At least there is an opt-out, I guess.

3/3

[–] [email protected] 2 points 3 weeks ago

Correction: it is mentioned in a privacy policy, but not the first one you get to. You have to click through to the second privacy policy.

https://anytype.io/app_privacy

[–] [email protected] 1 points 3 weeks ago

Funnily enough, when it comes to source from other people the developers do see the value of open source.

[–] [email protected] 1 points 3 weeks ago (1 children)

@[email protected] Huge fan of opensourse, but I do use Obsidian as my main notes tool these days. It's so pretty, just works, and while the core tooling isn't open, I have peace of mind that I can leave any time and move to any other text/markdown based tool.

That's a big win over other polished note-taking tools like Evernote, for instance.

I'd love to see open tools like Joplin get to the level of visual appeal Obsidian has.

[–] [email protected] 1 points 3 weeks ago

@[email protected] That's definitely a big plus for Obsidian (and the current version of Logseq.)

Anytype hides everything away in a database blob that can be somewhat exported, but when doing it in Markdown format the "relation" metadata (think Dataview) is lost, where with Obsidian Dataview's metadata is just there in the Markdown.
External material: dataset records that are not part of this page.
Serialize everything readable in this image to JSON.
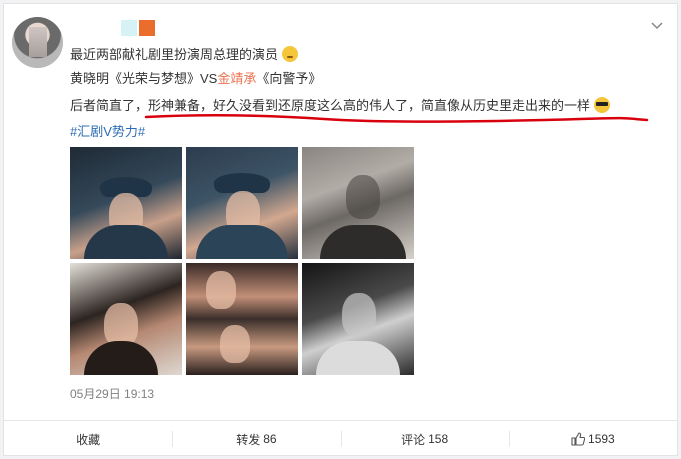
{
  "post": {
    "line1": "最近两部献礼剧里扮演周总理的演员",
    "line2_prefix": "黄晓明《光荣与梦想》VS",
    "line2_red": "金靖承",
    "line2_suffix": "《向警予》",
    "line3_a": "后者简直了，",
    "line3_b": "形神兼备，好久没看到还原度这么高的伟人了，简直像从历史里走出来的一样",
    "hashtag": "#汇剧V势力#",
    "time": "05月29日 19:13"
  },
  "actions": {
    "favorite": "收藏",
    "repost_label": "转发",
    "repost_count": "86",
    "comment_label": "评论",
    "comment_count": "158",
    "like_count": "1593"
  },
  "colors": {
    "accent_red": "#eb7350",
    "link_blue": "#2d6cb5",
    "underline_red": "#d9000e"
  },
  "icons": {
    "menu": "chevron-down-icon",
    "like": "thumbs-up-icon",
    "emoji_think": "thinking-emoji-icon",
    "emoji_cool": "sunglasses-emoji-icon"
  }
}
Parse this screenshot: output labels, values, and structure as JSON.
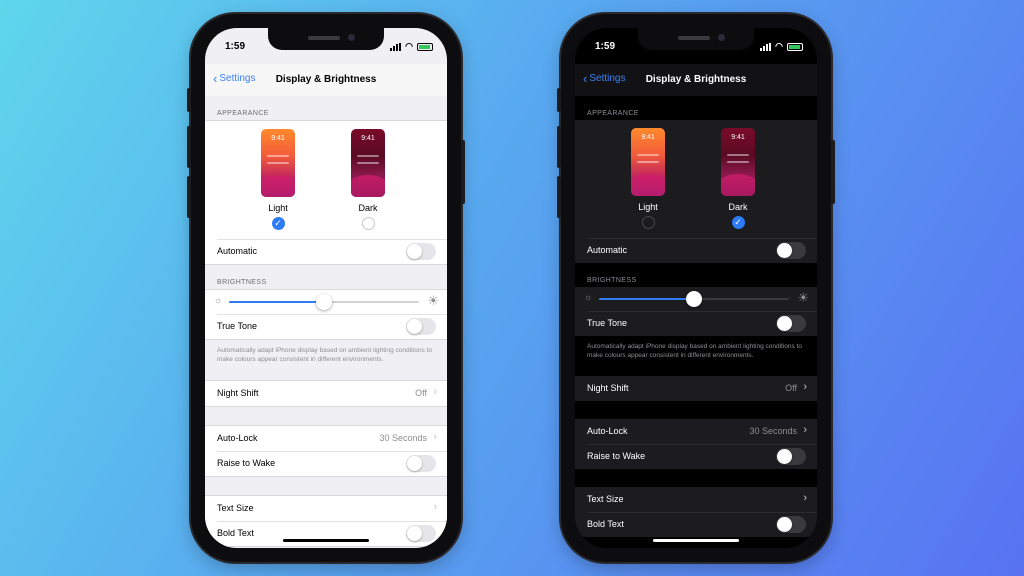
{
  "phones": [
    {
      "theme": "light",
      "status": {
        "time": "1:59"
      },
      "nav": {
        "back_label": "Settings",
        "title": "Display & Brightness"
      },
      "appearance": {
        "header": "APPEARANCE",
        "thumb_time": "9:41",
        "options": [
          {
            "label": "Light",
            "selected": true
          },
          {
            "label": "Dark",
            "selected": false
          }
        ],
        "automatic_label": "Automatic",
        "automatic_on": false
      },
      "brightness": {
        "header": "BRIGHTNESS",
        "level": 0.5,
        "true_tone_label": "True Tone",
        "true_tone_on": false,
        "true_tone_note": "Automatically adapt iPhone display based on ambient lighting conditions to make colours appear consistent in different environments."
      },
      "night_shift": {
        "label": "Night Shift",
        "value": "Off"
      },
      "auto_lock": {
        "label": "Auto-Lock",
        "value": "30 Seconds"
      },
      "raise_to_wake": {
        "label": "Raise to Wake",
        "on": false
      },
      "text_size": {
        "label": "Text Size"
      },
      "bold_text": {
        "label": "Bold Text"
      }
    },
    {
      "theme": "dark",
      "status": {
        "time": "1:59"
      },
      "nav": {
        "back_label": "Settings",
        "title": "Display & Brightness"
      },
      "appearance": {
        "header": "APPEARANCE",
        "thumb_time": "9:41",
        "options": [
          {
            "label": "Light",
            "selected": false
          },
          {
            "label": "Dark",
            "selected": true
          }
        ],
        "automatic_label": "Automatic",
        "automatic_on": false
      },
      "brightness": {
        "header": "BRIGHTNESS",
        "level": 0.5,
        "true_tone_label": "True Tone",
        "true_tone_on": false,
        "true_tone_note": "Automatically adapt iPhone display based on ambient lighting conditions to make colours appear consistent in different environments."
      },
      "night_shift": {
        "label": "Night Shift",
        "value": "Off"
      },
      "auto_lock": {
        "label": "Auto-Lock",
        "value": "30 Seconds"
      },
      "raise_to_wake": {
        "label": "Raise to Wake",
        "on": false
      },
      "text_size": {
        "label": "Text Size"
      },
      "bold_text": {
        "label": "Bold Text"
      }
    }
  ],
  "colors": {
    "accent": "#2d7cf6",
    "background_start": "#5fd6ec",
    "background_end": "#5872f2"
  }
}
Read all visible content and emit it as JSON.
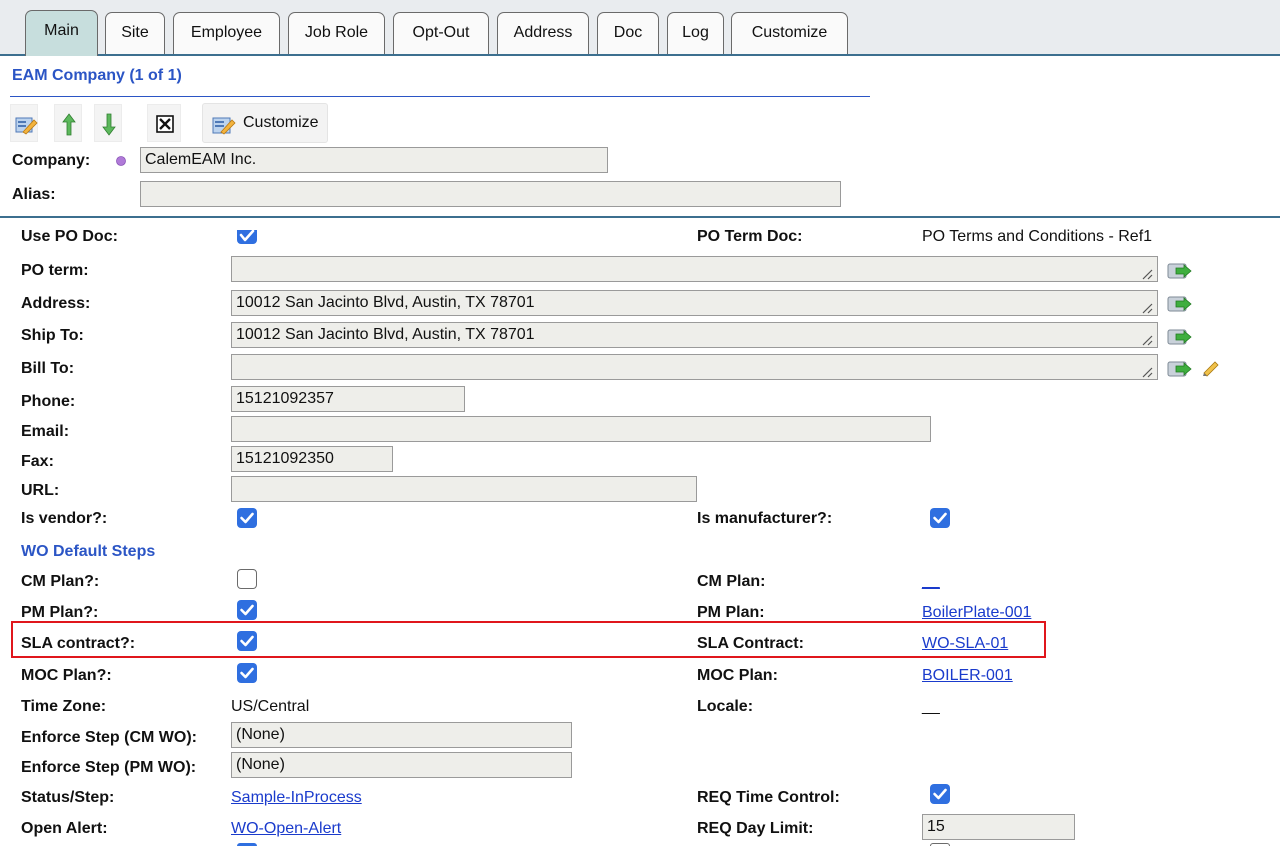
{
  "tabs": [
    {
      "label": "Main",
      "active": true
    },
    {
      "label": "Site"
    },
    {
      "label": "Employee"
    },
    {
      "label": "Job Role"
    },
    {
      "label": "Opt-Out"
    },
    {
      "label": "Address"
    },
    {
      "label": "Doc"
    },
    {
      "label": "Log"
    },
    {
      "label": "Customize"
    }
  ],
  "panel": {
    "title": "EAM Company (1 of 1)",
    "customize_label": "Customize"
  },
  "company": {
    "company_label": "Company:",
    "company_value": "CalemEAM Inc.",
    "alias_label": "Alias:",
    "alias_value": ""
  },
  "form": {
    "use_po_doc": {
      "label": "Use PO Doc:",
      "checked": true
    },
    "po_term_doc": {
      "label": "PO Term Doc:",
      "value": "PO Terms and Conditions - Ref1"
    },
    "po_term": {
      "label": "PO term:",
      "value": ""
    },
    "address": {
      "label": "Address:",
      "value": "10012 San Jacinto Blvd, Austin, TX 78701"
    },
    "ship_to": {
      "label": "Ship To:",
      "value": "10012 San Jacinto Blvd, Austin, TX 78701"
    },
    "bill_to": {
      "label": "Bill To:",
      "value": ""
    },
    "phone": {
      "label": "Phone:",
      "value": "15121092357"
    },
    "email": {
      "label": "Email:",
      "value": ""
    },
    "fax": {
      "label": "Fax:",
      "value": "15121092350"
    },
    "url": {
      "label": "URL:",
      "value": ""
    },
    "is_vendor": {
      "label": "Is vendor?:",
      "checked": true
    },
    "is_manufacturer": {
      "label": "Is manufacturer?:",
      "checked": true
    },
    "wo_section": "WO Default Steps",
    "cm_plan_q": {
      "label": "CM Plan?:",
      "checked": false
    },
    "cm_plan": {
      "label": "CM Plan:",
      "value": "__"
    },
    "pm_plan_q": {
      "label": "PM Plan?:",
      "checked": true
    },
    "pm_plan": {
      "label": "PM Plan:",
      "value": "BoilerPlate-001"
    },
    "sla_q": {
      "label": "SLA contract?:",
      "checked": true
    },
    "sla": {
      "label": "SLA Contract:",
      "value": "WO-SLA-01"
    },
    "moc_q": {
      "label": "MOC Plan?:",
      "checked": true
    },
    "moc": {
      "label": "MOC Plan:",
      "value": "BOILER-001"
    },
    "time_zone": {
      "label": "Time Zone:",
      "value": "US/Central"
    },
    "locale": {
      "label": "Locale:",
      "value": "__"
    },
    "enforce_cm": {
      "label": "Enforce Step (CM WO):",
      "value": "(None)"
    },
    "enforce_pm": {
      "label": "Enforce Step (PM WO):",
      "value": "(None)"
    },
    "status_step": {
      "label": "Status/Step:",
      "value": "Sample-InProcess"
    },
    "req_time": {
      "label": "REQ Time Control:",
      "checked": true
    },
    "open_alert": {
      "label": "Open Alert:",
      "value": "WO-Open-Alert"
    },
    "req_day": {
      "label": "REQ Day Limit:",
      "value": "15"
    }
  }
}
Despite the misgivings I had about Obsidian it's looking like a very good option indeed.

[–] [email protected] 1 points 3 weeks ago

Funnily enough, when it comes to code by other people the developers do see the value of open source.

[–] [email protected] 0 points 3 weeks ago (1 children)
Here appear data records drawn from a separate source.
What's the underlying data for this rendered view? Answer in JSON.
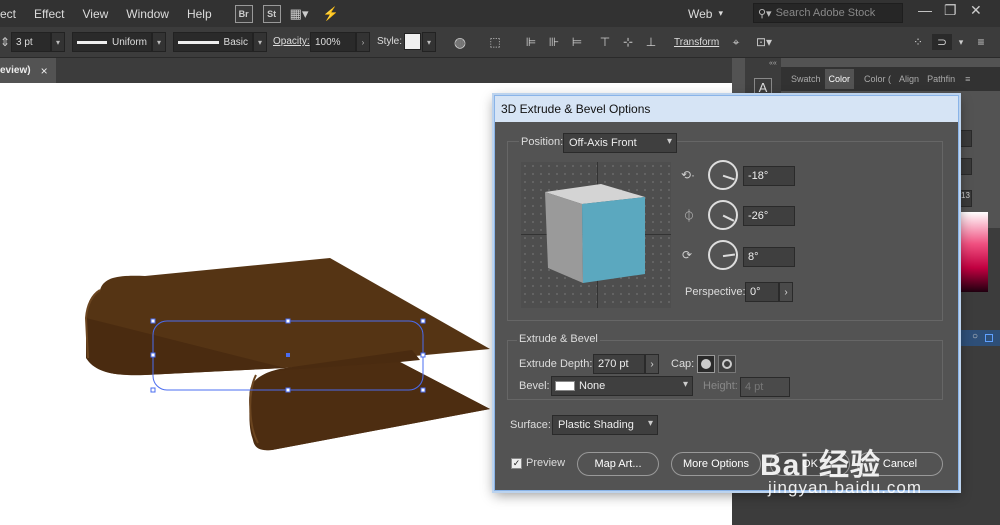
{
  "menubar": {
    "items": [
      "ect",
      "Effect",
      "View",
      "Window",
      "Help"
    ],
    "app_badges": [
      "Br",
      "St"
    ],
    "workspace": "Web",
    "search_placeholder": "Search Adobe Stock"
  },
  "controlbar": {
    "stroke_weight": "3 pt",
    "profile_uniform": "Uniform",
    "brush_basic": "Basic",
    "opacity_label": "Opacity:",
    "opacity_value": "100%",
    "style_label": "Style:",
    "transform_label": "Transform"
  },
  "document_tab": {
    "label": "eview)",
    "close_glyph": "×"
  },
  "panels": {
    "tabs": [
      "Swatch",
      "Color",
      "Color (",
      "Align",
      "Pathfin"
    ],
    "value_13": "13"
  },
  "dialog": {
    "title": "3D Extrude & Bevel Options",
    "position_label": "Position:",
    "position_value": "Off-Axis Front",
    "rotation_x": "-18°",
    "rotation_y": "-26°",
    "rotation_z": "8°",
    "perspective_label": "Perspective:",
    "perspective_value": "0°",
    "extrude_group_label": "Extrude & Bevel",
    "extrude_depth_label": "Extrude Depth:",
    "extrude_depth_value": "270 pt",
    "cap_label": "Cap:",
    "bevel_label": "Bevel:",
    "bevel_value": "None",
    "height_label": "Height:",
    "height_value": "4 pt",
    "surface_label": "Surface:",
    "surface_value": "Plastic Shading",
    "preview_label": "Preview",
    "preview_checked": true,
    "map_art_label": "Map Art...",
    "more_options_label": "More Options",
    "ok_label": "OK",
    "cancel_label": "Cancel"
  },
  "watermark": {
    "text": "Bai 经验",
    "url": "jingyan.baidu.com"
  },
  "colors": {
    "cube_front": "#5ba8bf",
    "cube_top": "#d4d4d4",
    "cube_side": "#9a9a9a",
    "object_fill": "#4a2c12",
    "selection": "#4a6cf0",
    "dialog_title_bg": "#d6e4f5"
  }
}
@[email protected] I use Obsidian fairly regularly. The advantage is that your data's all markdown files on your own disk. If Obsidian for some reason becomes sketchy (which I doubt will happen), I can move on to another app.

The plugins are great and is probably what drives Obsidian for the most part if you wanted more than just a note taking app.

[–] [email protected] 0 points 3 weeks ago (2 children)

@trinsec Plain-files-on-disk is certainly is a big advantage compared to Anytype (and possibly the next version of Logseq), where everything is stored in a database blob.

Anytype "objects" are exportable as Markdown (but with loss of metadata) or as a Protobuf-parseable packet but I didn't find any CLI tool to do that in an automated way. So something I need to consider in my choice.

I'm pleasantly surprised by Obsidian so far, just need to keep an eye on the background activity of plugins.

[–] [email protected] 1 points 3 weeks ago (1 children)

@[email protected] @[email protected] fyi : https://community.anytype.io/t/concerns-about-the-current-allegedly-severe-limitations-of-the-export-function/25258/4

"We are transitioning to a new storage foundation based on SQL, where all objects will be stored as JSON. This format is highly standard, making interoperability much easier. Our upcoming API will also be based on this structure."

[–] [email protected] 1 points 3 weeks ago

@projetslibres_[email protected] @[email protected] That's good to hear, I hope they'll just go with SQLite.

Also nice that there's an API planned to interact with the notes, because I was thinking of how you'd get a quick note in from, for example, the CLI.

[–] [email protected] 1 points 3 weeks ago (1 children)

@[email protected] @[email protected] thank you for your very informative thread !

have you heard about https://b3log.org/siyuan/ ?

[–] [email protected] 1 points 3 weeks ago (1 children)

@projetslibres_[email protected] @[email protected] Thanks!

I hadn't heard of it but it looks pretty good. A bit like Anytype with its templates and relations, but with contents just stored as plain files on disk and hopefully with less tracking.

I will give it try tomorrow, thanks :)

[–] [email protected] 1 points 3 weeks ago

@[email protected] @[email protected] I'd just heard about it recently (I'm an Anytype user) and wanted to give it a try also.